Sintered Parts Cleaning

After a period of use, there may be some residual dirt on the filter layers, which will cause blockage if not cleaned in time.

• A common method is ultrasonic cleaning, which can effectively remove fine particulates and contaminants.
• If an element's surface has some chemicals that are difficult to wash off, using chemical solutions that can dissolve the contaminants is the easiest way to clean up.

FAQ

After a basic introduction, you may still have some of these questions:

What affects the filtration ratings?

The uniform pore size is the key point to the precision, which affects the final filtration efficiency. What's more, the sintered powder sizes could make a difference.

Why Sintering is Important?

As said above, the numbers and sizes of pores distributed on the filters directly determine the filtration efficiency.

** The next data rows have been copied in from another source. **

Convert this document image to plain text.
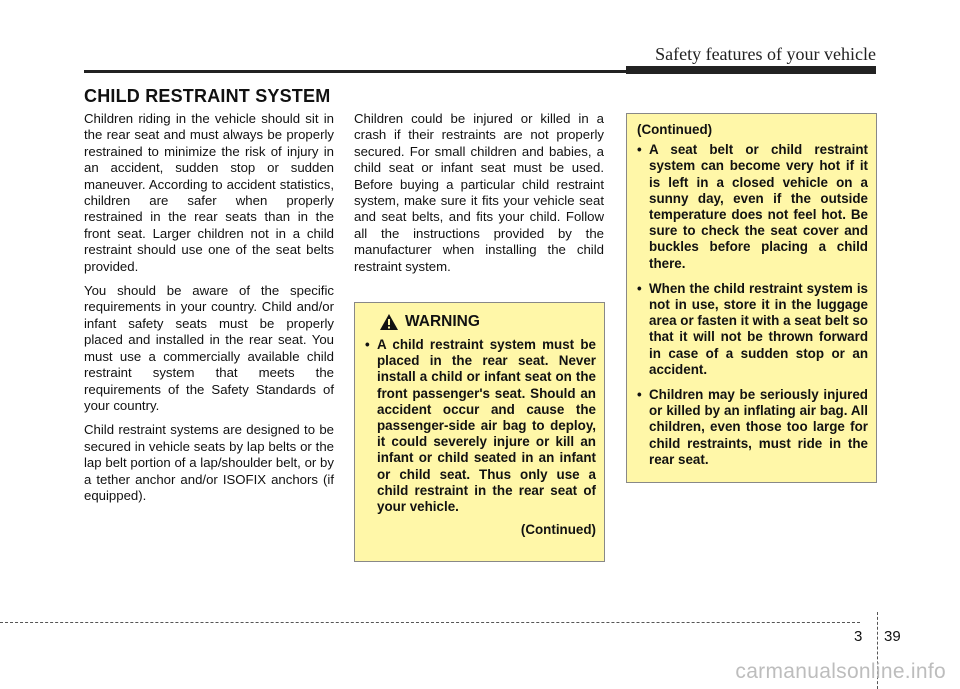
Safety features of your vehicle
CHILD RESTRAINT SYSTEM

Children riding in the vehicle should sit in the rear seat and must always be properly restrained to minimize the risk of injury in an accident, sudden stop or sudden maneuver. According to accident statistics, children are safer when properly restrained in the rear seats than in the front seat. Larger children not in a child restraint should use one of the seat belts provided.

You should be aware of the specific requirements in your country. Child and/or infant safety seats must be properly placed and installed in the rear seat. You must use a commercially available child restraint system that meets the requirements of the Safety Standards of your country.

Child restraint systems are designed to be secured in vehicle seats by lap belts or the lap belt portion of a lap/shoulder belt, or by a tether anchor and/or ISOFIX anchors (if equipped).

Children could be injured or killed in a crash if their restraints are not properly secured. For small children and babies, a child seat or infant seat must be used. Before buying a particular child restraint system, make sure it fits your vehicle seat and seat belts, and fits your child. Follow all the instructions provided by the manufacturer when installing the child restraint system.

WARNING
• A child restraint system must be placed in the rear seat. Never install a child or infant seat on the front passenger's seat. Should an accident occur and cause the passenger-side air bag to deploy, it could severely injure or kill an infant or child seated in an infant or child seat. Thus only use a child restraint in the rear seat of your vehicle.
(Continued)
(Continued)
• A seat belt or child restraint system can become very hot if it is left in a closed vehicle on a sunny day, even if the outside temperature does not feel hot. Be sure to check the seat cover and buckles before placing a child there.
• When the child restraint system is not in use, store it in the luggage area or fasten it with a seat belt so that it will not be thrown forward in case of a sudden stop or an accident.
• Children may be seriously injured or killed by an inflating air bag. All children, even those too large for child restraints, must ride in the rear seat.
3 39
carmanualsonline.info
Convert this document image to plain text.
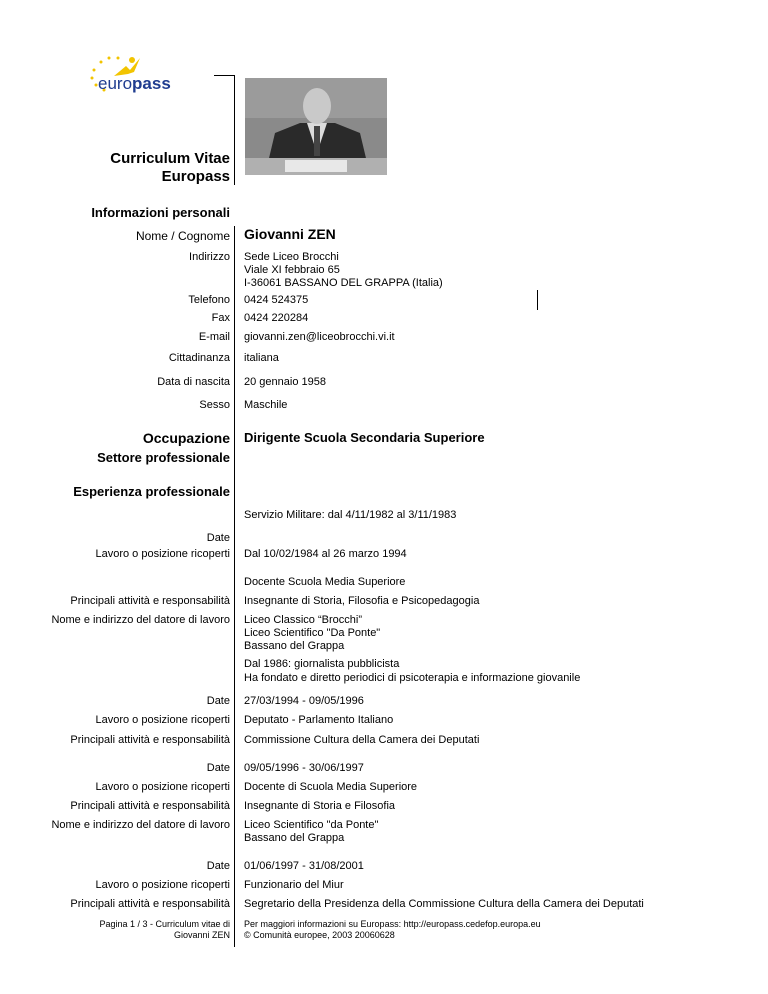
europass
Curriculum Vitae
Europass
Informazioni personali
Nome / Cognome Giovanni ZEN
Indirizzo Sede Liceo Brocchi
Viale XI febbraio 65
I-36061 BASSANO DEL GRAPPA (Italia)
Telefono 0424 524375
Fax 0424 220284
E-mail giovanni.zen@liceobrocchi.vi.it
Cittadinanza italiana
Data di nascita 20 gennaio 1958
Sesso Maschile
Occupazione
Settore professionale
Dirigente Scuola Secondaria Superiore
Esperienza professionale
Servizio Militare: dal 4/11/1982 al 3/11/1983
Date
Lavoro o posizione ricoperti Dal 10/02/1984 al 26 marzo 1994
Docente Scuola Media Superiore
Principali attività e responsabilità Insegnante di Storia, Filosofia e Psicopedagogia
Nome e indirizzo del datore di lavoro Liceo Classico “Brocchi”
Liceo Scientifico "Da Ponte"
Bassano del Grappa
Dal 1986: giornalista pubblicista
Ha fondato e diretto periodici di psicoterapia e informazione giovanile
Date 27/03/1994 - 09/05/1996
Lavoro o posizione ricoperti Deputato - Parlamento Italiano
Principali attività e responsabilità Commissione Cultura della Camera dei Deputati
Date 09/05/1996 - 30/06/1997
Lavoro o posizione ricoperti Docente di Scuola Media Superiore
Principali attività e responsabilità Insegnante di Storia e Filosofia
Nome e indirizzo del datore di lavoro Liceo Scientifico "da Ponte"
Bassano del Grappa
Date 01/06/1997 - 31/08/2001
Lavoro o posizione ricoperti Funzionario del Miur
Principali attività e responsabilità Segretario della Presidenza della Commissione Cultura della Camera dei Deputati
Pagina 1 / 3 - Curriculum vitae di
Giovanni ZEN
Per maggiori informazioni su Europass: http://europass.cedefop.europa.eu
© Comunità europee, 2003 20060628
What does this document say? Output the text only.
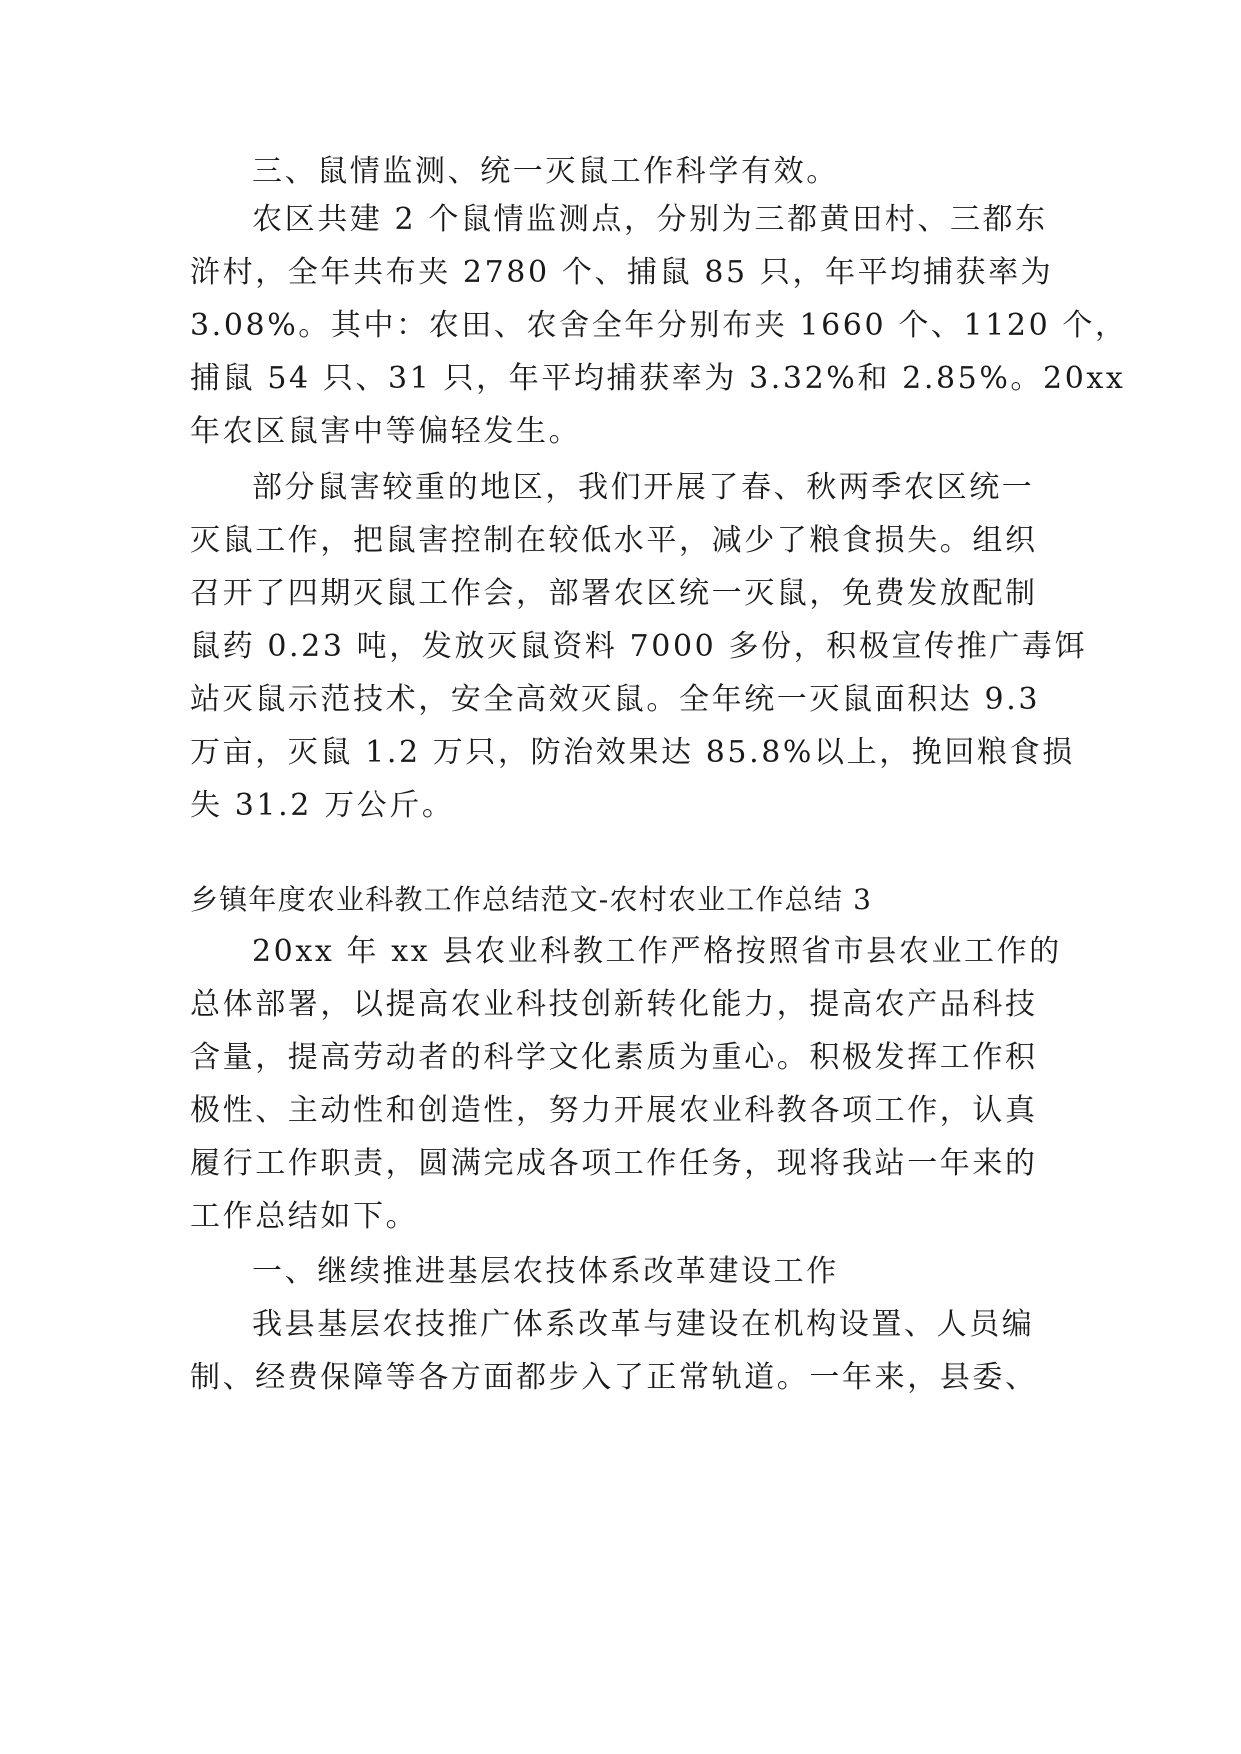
三、鼠情监测、统一灭鼠工作科学有效。

农区共建 2 个鼠情监测点，分别为三都黄田村、三都东

浒村，全年共布夹 2780 个、捕鼠 85 只，年平均捕获率为

3.08%。其中：农田、农舍全年分别布夹 1660 个、1120 个，

捕鼠 54 只、31 只，年平均捕获率为 3.32%和 2.85%。20xx

年农区鼠害中等偏轻发生。

部分鼠害较重的地区，我们开展了春、秋两季农区统一

灭鼠工作，把鼠害控制在较低水平，减少了粮食损失。组织

召开了四期灭鼠工作会，部署农区统一灭鼠，免费发放配制

鼠药 0.23 吨，发放灭鼠资料 7000 多份，积极宣传推广毒饵

站灭鼠示范技术，安全高效灭鼠。全年统一灭鼠面积达 9.3

万亩，灭鼠 1.2 万只，防治效果达 85.8%以上，挽回粮食损

失 31.2 万公斤。

乡镇年度农业科教工作总结范文-农村农业工作总结 3

20xx 年 xx 县农业科教工作严格按照省市县农业工作的

总体部署，以提高农业科技创新转化能力，提高农产品科技

含量，提高劳动者的科学文化素质为重心。积极发挥工作积

极性、主动性和创造性，努力开展农业科教各项工作，认真

履行工作职责，圆满完成各项工作任务，现将我站一年来的

工作总结如下。

一、继续推进基层农技体系改革建设工作

我县基层农技推广体系改革与建设在机构设置、人员编

制、经费保障等各方面都步入了正常轨道。一年来，县委、
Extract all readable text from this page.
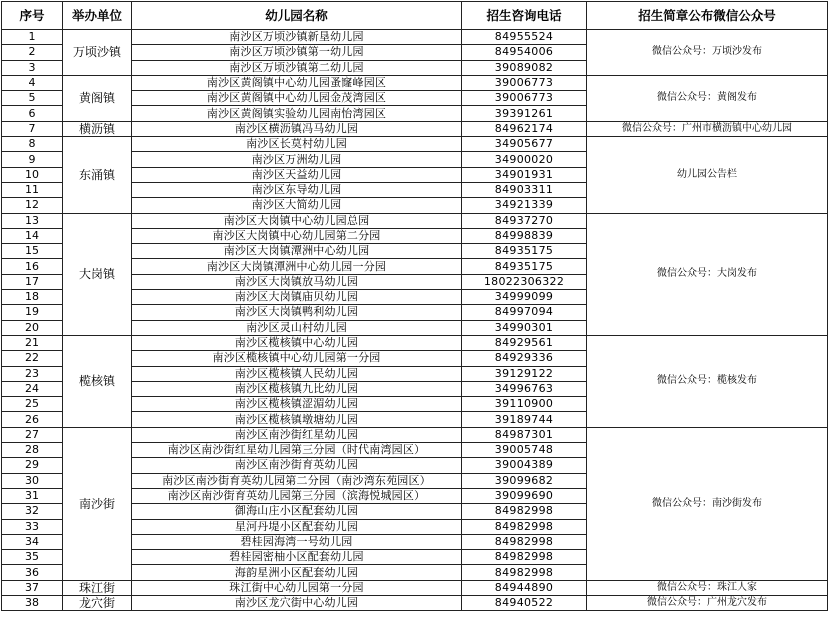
序号	举办单位	幼儿园名称	招生咨询电话	招生简章公布微信公众号
1	万顷沙镇	南沙区万顷沙镇新垦幼儿园	84955524	微信公众号：万顷沙发布
2		南沙区万顷沙镇第一幼儿园	84954006	
3		南沙区万顷沙镇第二幼儿园	39089082	
4	黄阁镇	南沙区黄阁镇中心幼儿园蚤窿峰园区	39006773	微信公众号：黄阁发布
5		南沙区黄阁镇中心幼儿园金茂湾园区	39006773	
6		南沙区黄阁镇实验幼儿园南怡湾园区	39391261	
7	横沥镇	南沙区横沥镇冯马幼儿园	84962174	微信公众号：广州市横沥镇中心幼儿园
8	东涌镇	南沙区长莫村幼儿园	34905677	幼儿园公告栏
9		南沙区万洲幼儿园	34900020	
10		南沙区天益幼儿园	34901931	
11		南沙区东导幼儿园	84903311	
12		南沙区大简幼儿园	34921339	
13	大岗镇	南沙区大岗镇中心幼儿园总园	84937270	微信公众号：大岗发布
14		南沙区大岗镇中心幼儿园第二分园	84998839	
15		南沙区大岗镇潭洲中心幼儿园	84935175	
16		南沙区大岗镇潭洲中心幼儿园一分园	84935175	
17		南沙区大岗镇放马幼儿园	18022306322	
18		南沙区大岗镇庙贝幼儿园	34999099	
19		南沙区大岗镇鸭利幼儿园	84997094	
20		南沙区灵山村幼儿园	34990301	
21	榄核镇	南沙区榄核镇中心幼儿园	84929561	微信公众号：榄核发布
22		南沙区榄核镇中心幼儿园第一分园	84929336	
23		南沙区榄核镇人民幼儿园	39129122	
24		南沙区榄核镇九比幼儿园	34996763	
25		南沙区榄核镇涩湄幼儿园	39110900	
26		南沙区榄核镇墩塘幼儿园	39189744	
27	南沙街	南沙区南沙街红星幼儿园	84987301	微信公众号：南沙街发布
28		南沙区南沙街红星幼儿园第三分园（时代南湾园区）	39005748	
29		南沙区南沙街育英幼儿园	39004389	
30		南沙区南沙街育英幼儿园第二分园（南沙湾东苑园区）	39099682	
31		南沙区南沙街育英幼儿园第三分园（滨海悦城园区）	39099690	
32		御海山庄小区配套幼儿园	84982998	
33		星河丹堤小区配套幼儿园	84982998	
34		碧桂园海湾一号幼儿园	84982998	
35		碧桂园密柚小区配套幼儿园	84982998	
36		海韵星洲小区配套幼儿园	84982998	
37	珠江街	珠江街中心幼儿园第一分园	84944890	微信公众号：珠江人家
38	龙穴街	南沙区龙穴街中心幼儿园	84940522	微信公众号：广州龙穴发布
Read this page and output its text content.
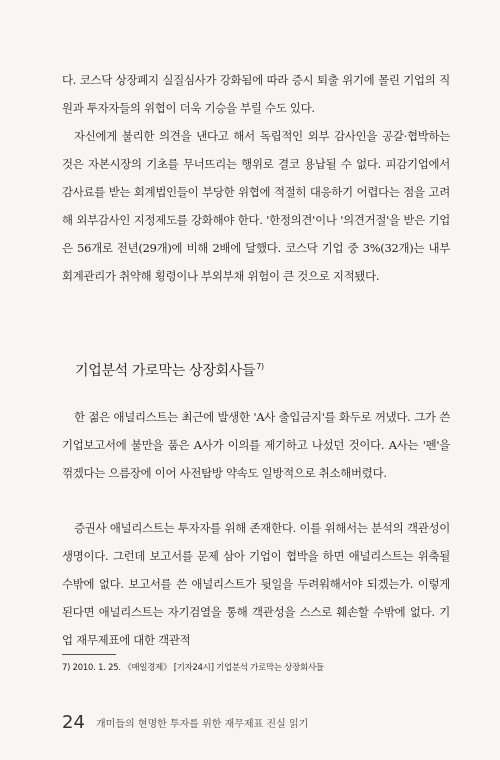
다. 코스닥 상장폐지 실질심사가 강화됨에 따라 증시 퇴출 위기에 몰린 기업의 직원과 투자자들의 위협이 더욱 기승을 부릴 수도 있다.

자신에게 불리한 의견을 낸다고 해서 독립적인 외부 감사인을 공갈·협박하는 것은 자본시장의 기초를 무너뜨리는 행위로 결코 용납될 수 없다. 피감기업에서 감사료를 받는 회계법인들이 부당한 위협에 적절히 대응하기 어렵다는 점을 고려해 외부감사인 지정제도를 강화해야 한다. '한정의견'이나 '의견거절'을 받은 기업은 56개로 전년(29개)에 비해 2배에 달했다. 코스닥 기업 중 3%(32개)는 내부 회계관리가 취약해 횡령이나 부외부채 위험이 큰 것으로 지적됐다.

기업분석 가로막는 상장회사들$^{7)}$

한 젊은 애널리스트는 최근에 발생한 'A사 출입금지'를 화두로 꺼냈다. 그가 쓴 기업보고서에 불만을 품은 A사가 이의를 제기하고 나섰던 것이다. A사는 '펜'을 꺾겠다는 으름장에 이어 사전탐방 약속도 일방적으로 취소해버렸다.

증권사 애널리스트는 투자자를 위해 존재한다. 이를 위해서는 분석의 객관성이 생명이다. 그런데 보고서를 문제 삼아 기업이 협박을 하면 애널리스트는 위축될 수밖에 없다. 보고서를 쓴 애널리스트가 뒷일을 두려워해서야 되겠는가. 이렇게 된다면 애널리스트는 자기검열을 통해 객관성을 스스로 훼손할 수밖에 없다. 기업 재무제표에 대한 객관적

7) 2010. 1. 25. 《매일경제》 [기자24시] 기업분석 가로막는 상장회사들

24 개미들의 현명한 투자를 위한 재무제표 진실 읽기
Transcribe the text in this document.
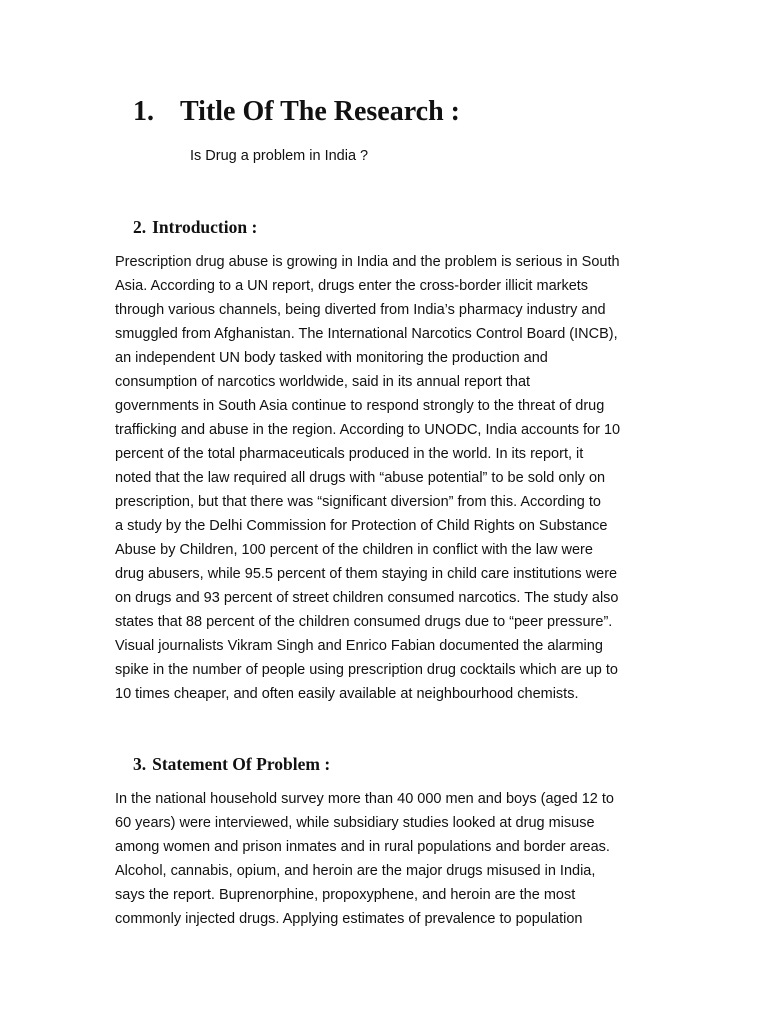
1. Title Of The Research :
Is Drug a problem in India ?
2. Introduction :
Prescription drug abuse is growing in India and the problem is serious in South
Asia. According to a UN report, drugs enter the cross-border illicit markets
through various channels, being diverted from India’s pharmacy industry and
smuggled from Afghanistan. The International Narcotics Control Board (INCB),
an independent UN body tasked with monitoring the production and
consumption of narcotics worldwide, said in its annual report that
governments in South Asia continue to respond strongly to the threat of drug
trafficking and abuse in the region. According to UNODC, India accounts for 10
percent of the total pharmaceuticals produced in the world. In its report, it
noted that the law required all drugs with “abuse potential” to be sold only on
prescription, but that there was “significant diversion” from this. According to
a study by the Delhi Commission for Protection of Child Rights on Substance
Abuse by Children, 100 percent of the children in conflict with the law were
drug abusers, while 95.5 percent of them staying in child care institutions were
on drugs and 93 percent of street children consumed narcotics. The study also
states that 88 percent of the children consumed drugs due to “peer pressure”.
Visual journalists Vikram Singh and Enrico Fabian documented the alarming
spike in the number of people using prescription drug cocktails which are up to
10 times cheaper, and often easily available at neighbourhood chemists.
3. Statement Of Problem :
In the national household survey more than 40 000 men and boys (aged 12 to
60 years) were interviewed, while subsidiary studies looked at drug misuse
among women and prison inmates and in rural populations and border areas.
Alcohol, cannabis, opium, and heroin are the major drugs misused in India,
says the report. Buprenorphine, propoxyphene, and heroin are the most
commonly injected drugs. Applying estimates of prevalence to population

It is the temperature and time of sintering that control these factors, that's why sintering does matter.

As delineated by Wikipedia, this method is integral to the fabrication processes employed across various substances, including metals, ceramics, plastics, and more.

Can sintered metal filters be used for sterile filtration in pharmaceutical applications?

Yes, of course they can.

Filtration in the pharmaceutical industry usually involves liquid filtration and gas filtration, which stays in line with the scope of the application of sintered metal filters.

(For example, you can use sintered metal filters in the final filtration, removing residual particles or microorganisms before packaging.)

What filtration rating is a paper coffee filter'

Generally, paper coffee filters have average pore sizes ranging from 10 to 20 microns, which vary depending on the material type and brand of the coffee filter.

If you are referring to the espresso puck screens, especially those made from sintered stainless steel, the filtration rating is around 150 microns.

Can porous metal filters be customized?

Yes.

According to your application and requirements, you can customize specific characteristics (pore sizes, powder sizes, sintered materials, shapes, and flow rate) of your porous metal filters.

In addition, the operating environment needs to be considered as well.